Yes, of course. Exports of goods from the UK to Australia—the example given by the noble Lord—were up by more than 30 per cent last year. We are certainly dealing with the European Union countries, as the noble Lord said, and with as many other countries as we can.
What evidence does the Minister have that the Commonwealth Business Council has been doing the job that is asked of it of promoting trade intra the Commonwealth? Will she examine the basis of how it is operating to see that what might be useful and successful is actually so?
We follow very carefully what is happening in all the organisations. I have a list of organisations to do with the Commonwealth which many Members of this House either chair, have chaired or are part of. Certainly, Commonwealth countries also make excellent springboards into other countries, so we gain not just from the countries that are in the Commonwealth but from the countries that they are close to and can give us introductions to.

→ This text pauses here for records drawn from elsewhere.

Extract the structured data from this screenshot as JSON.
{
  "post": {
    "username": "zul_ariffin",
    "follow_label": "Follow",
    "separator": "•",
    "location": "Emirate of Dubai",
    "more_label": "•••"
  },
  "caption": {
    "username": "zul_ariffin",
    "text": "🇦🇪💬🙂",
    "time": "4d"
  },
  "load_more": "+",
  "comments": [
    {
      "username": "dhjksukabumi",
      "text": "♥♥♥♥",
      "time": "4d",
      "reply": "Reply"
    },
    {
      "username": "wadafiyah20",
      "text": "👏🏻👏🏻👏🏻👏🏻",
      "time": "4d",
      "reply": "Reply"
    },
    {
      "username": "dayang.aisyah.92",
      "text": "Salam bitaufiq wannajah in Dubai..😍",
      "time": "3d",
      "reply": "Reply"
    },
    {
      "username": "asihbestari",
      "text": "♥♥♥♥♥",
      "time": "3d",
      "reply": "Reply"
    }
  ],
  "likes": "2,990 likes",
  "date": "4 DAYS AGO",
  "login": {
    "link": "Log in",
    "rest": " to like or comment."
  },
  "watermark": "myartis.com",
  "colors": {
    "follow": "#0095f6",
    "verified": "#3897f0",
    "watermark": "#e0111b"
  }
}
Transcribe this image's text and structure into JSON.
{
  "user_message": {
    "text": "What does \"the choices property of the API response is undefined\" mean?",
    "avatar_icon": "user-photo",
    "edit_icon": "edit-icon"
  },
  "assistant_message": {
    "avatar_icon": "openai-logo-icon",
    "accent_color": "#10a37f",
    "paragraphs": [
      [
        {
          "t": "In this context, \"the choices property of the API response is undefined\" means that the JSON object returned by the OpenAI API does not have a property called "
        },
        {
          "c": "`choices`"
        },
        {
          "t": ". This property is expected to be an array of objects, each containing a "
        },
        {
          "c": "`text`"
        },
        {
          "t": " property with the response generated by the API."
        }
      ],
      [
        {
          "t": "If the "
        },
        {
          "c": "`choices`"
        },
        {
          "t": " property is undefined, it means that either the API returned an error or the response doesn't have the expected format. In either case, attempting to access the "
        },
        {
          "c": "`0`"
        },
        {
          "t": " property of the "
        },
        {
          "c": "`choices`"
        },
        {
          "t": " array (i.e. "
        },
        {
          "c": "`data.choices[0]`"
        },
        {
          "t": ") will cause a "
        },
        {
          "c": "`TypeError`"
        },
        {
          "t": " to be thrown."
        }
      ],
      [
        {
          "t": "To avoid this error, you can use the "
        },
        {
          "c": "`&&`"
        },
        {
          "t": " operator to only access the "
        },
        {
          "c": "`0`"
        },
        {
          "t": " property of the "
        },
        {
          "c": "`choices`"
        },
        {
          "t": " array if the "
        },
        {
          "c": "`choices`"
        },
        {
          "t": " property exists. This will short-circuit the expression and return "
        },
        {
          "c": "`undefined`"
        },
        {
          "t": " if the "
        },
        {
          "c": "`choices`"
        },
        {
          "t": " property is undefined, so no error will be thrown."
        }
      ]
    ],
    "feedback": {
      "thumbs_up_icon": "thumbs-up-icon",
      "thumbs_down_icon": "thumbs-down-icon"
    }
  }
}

My Lords, is the Minister aware that the strength of the Australian currency and its marked appreciation mean that it should be possible for us to sell more products to that country? However, countries such as Australia are not a soft touch. They want quality goods from Britain and they expect people to be out there promoting and selling them. Therefore, does she not think that we want to be very much on our toes in making the most of the opportunities that exist in the Commonwealth?
I would have to agree with my noble friend because she is a fine and proud Australian. As I have just said, exports of goods from the UK to Australia went up by more than 30 per cent last year, so I can only presume that the goods we are turning out are of excellent quality.
My Lords, would the Minister acknowledge the role of Her Majesty’s Diplomatic Service at all levels, and not just commercial staff, but from heads of mission down to locally engaged staff?
It is my pleasure to acknowledge that. Everyone is working together. We are able to place our experts from UKTI in embassies and missions, and we are extremely grateful to them.
Given the importance that the Government attach to involving SMEs in exporting, can the Minister tell us what progress has been made in this area in relation to Commonwealth countries and what the strategy is?
Many SMEs look first to the nearer markets in the European single community because of the shared regulatory regime and the proximity of them. Therefore it takes extra effort on our part to make sure that we help SMEs when they go further afield. We are certainly doing so and I know for a fact that at the Intellectual Property Office we have just started to put envoys into other countries to be able to help small and medium-sized businesses when they try to export to countries to which they would find it quite daunting to export if they did not have the help of the Intellectual Property Office and the embassies.
One of the key factors to emerge at the Commonwealth Business Council conference in Perth in Australia was the greater dependency of Australia and New Zealand on trade with the Asian Pacific zone rather than the West. Has the Minister worked out not the short-term but the long-term implications of how this will affect British trade and the British economy?
Our exports are up everywhere and we are talking to everyone. I just hope that if my noble friend has any more new ideas that we are missing out on he will let me have them.